About Us

Welcome to our blog, describing our voyage aboard the two BRAVO's; the first boat a Kelly Peterson 46 with homeport in Seattle, Washington. The second is a Boreal 52, launched in Treguier, France in February 2020.

We headed south from Seattle in 2010, and have been voyaging in one form or another since. Cheers, Adam and Cindi


"As for me, I am tormented by an everlasting itch for things remote. I love to sail forbidden seas, and land on barbarous coasts." -Herman Melville, 1844



Wednesday, August 23, 2017

Port Vila, Vanuatu's "Big Papaya"

Since the last post, it's been a great month of continued exploration of both the cities and remote villages of this wonderful country.

Port Vila

After enjoying the warmth and welcome of the villagers on the more remote islands, we headed into the "big city", Port Vila on Efate Island, unsure of what to expect.  Though perhaps not as big as most national capital cities, Vila, with her population of 44,000, is the economic and political center of the country.  For many Nivan people, a move to Vila represents the best (or only) way to earn any cash, as life in the island villages is typically subsistence and barter based.  As a result, it was uncommon to meet any folks actually from Vila, or even it's island, Efate.

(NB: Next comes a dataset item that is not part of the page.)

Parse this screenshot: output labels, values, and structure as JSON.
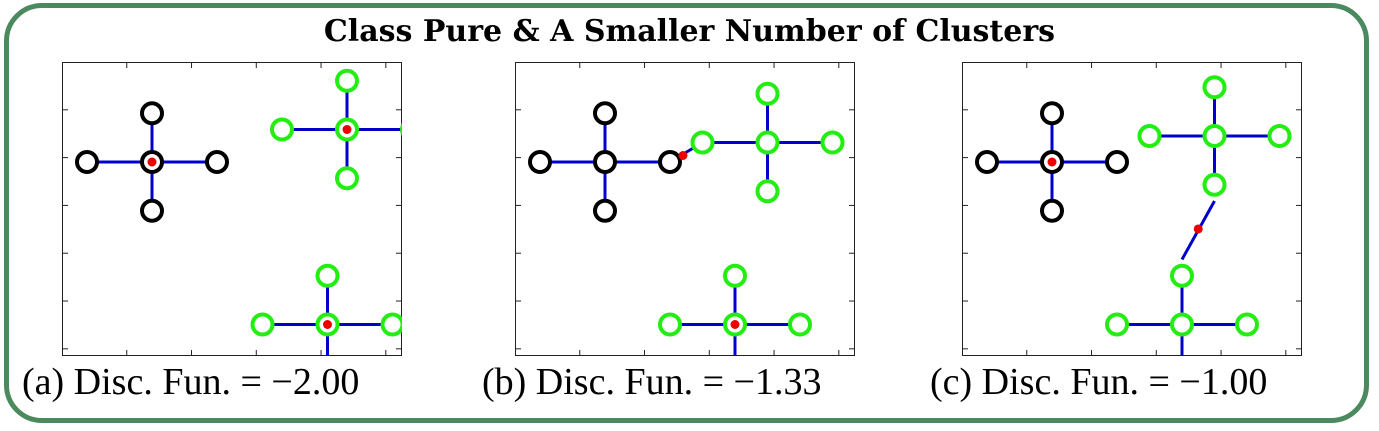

We were happy to get a mooring at Yachting World, the hub of cruising info and services in the area.  While the owner was a cranky old thing, longtime lead staffers Moses and Lemara could not have been more accommodating, making us feel right at home in the nation's "Big Papaya".

We spent a bit over a week in Port Vila, taking care of business, accessing internet for the first time in a while, eating in restaurants, fueling and provisioning, diving and generally playing tourist.  Adam also got his Vanuatu ham radio callsign, YJ0ST to play geek in the coming weeks.  All in all, not a bad interlude.  We sort of liked the place, though in our outlook, the simpler life on the outer islands has much more appeal.  Here's a quick look at Efate Island.......

Together with Rich and Cindy from s/v Legacy, we hired a taxi for a day to tour the island.  Efate has one main road running around the perimeter of the island, so sightseeing was fairly straightforward.


The "Blue Lagoon", a great swimming hole






Classic Ni-van string band.  These guys were great!!!


Typical relic of WWII rotting in Havannah Harbor, named for the cigars the American GI's smoked while stationed here.



Rust in Peace!!!

We did get to enjoy kava, the Pacific elixir, at a local "nakamal", or kava bar.  The kava in Vanuatu is known by connoisseurs as the strongest to be found anywhere, and we couldn't argue.  Just a couple of bowls put us into our happy place.  Here, Cindi at the trough, where it seems customary to hawk and spit both before and after slurping down a bowl!!!

Bottoms up!!!


We enjoyed a fun day of diving at Moso Island with Tranquility Diving and turtle sanctuary.  Lots of hawksbill turtles both pre and after release,  nice to see folks looking after the little rascals.








The Legacy crew ready to get wet











Cindi may be exaggerating a bit about the size of the turtle she just saw!!!


Whoever invented triggerfish???   "I'll have whatever he's having" !!!

Orangestriped triggerfish




Blackbelly Picasso triggerfish






We enjoyed our brief stay in Port Vila, but were anxious to get back out to the more remote islands, the heart and soul of Vanuatu.....next up, Epi Island for Vanuatu Independence Day.....



1 comment:

  1. Great pics again guys! If you have time to stop at Lelepa Island on the west side of Efate, please say "Hi" to chief Rubin and wife Mary from the crew of Blue Rodeo. He's a delightful chap and very proud of having served in the Australian Army. There's really good snorkeling just south of the west-side anchorage where he lives. Also, please budget time for diving the North Reef Wall at Tongoa Island. Although there's a village on the southwest corner of the island, you can anchor Bravo along a roadstead further north about 1.5 miles south of the north end and go ashore there to meet the chief (for that part of the island) and ask for permission to dive. The first year there, we paid $5 USD/pp but were asked for $25/pp the next year. We negotiated that back down to $5 a head. Have a great time!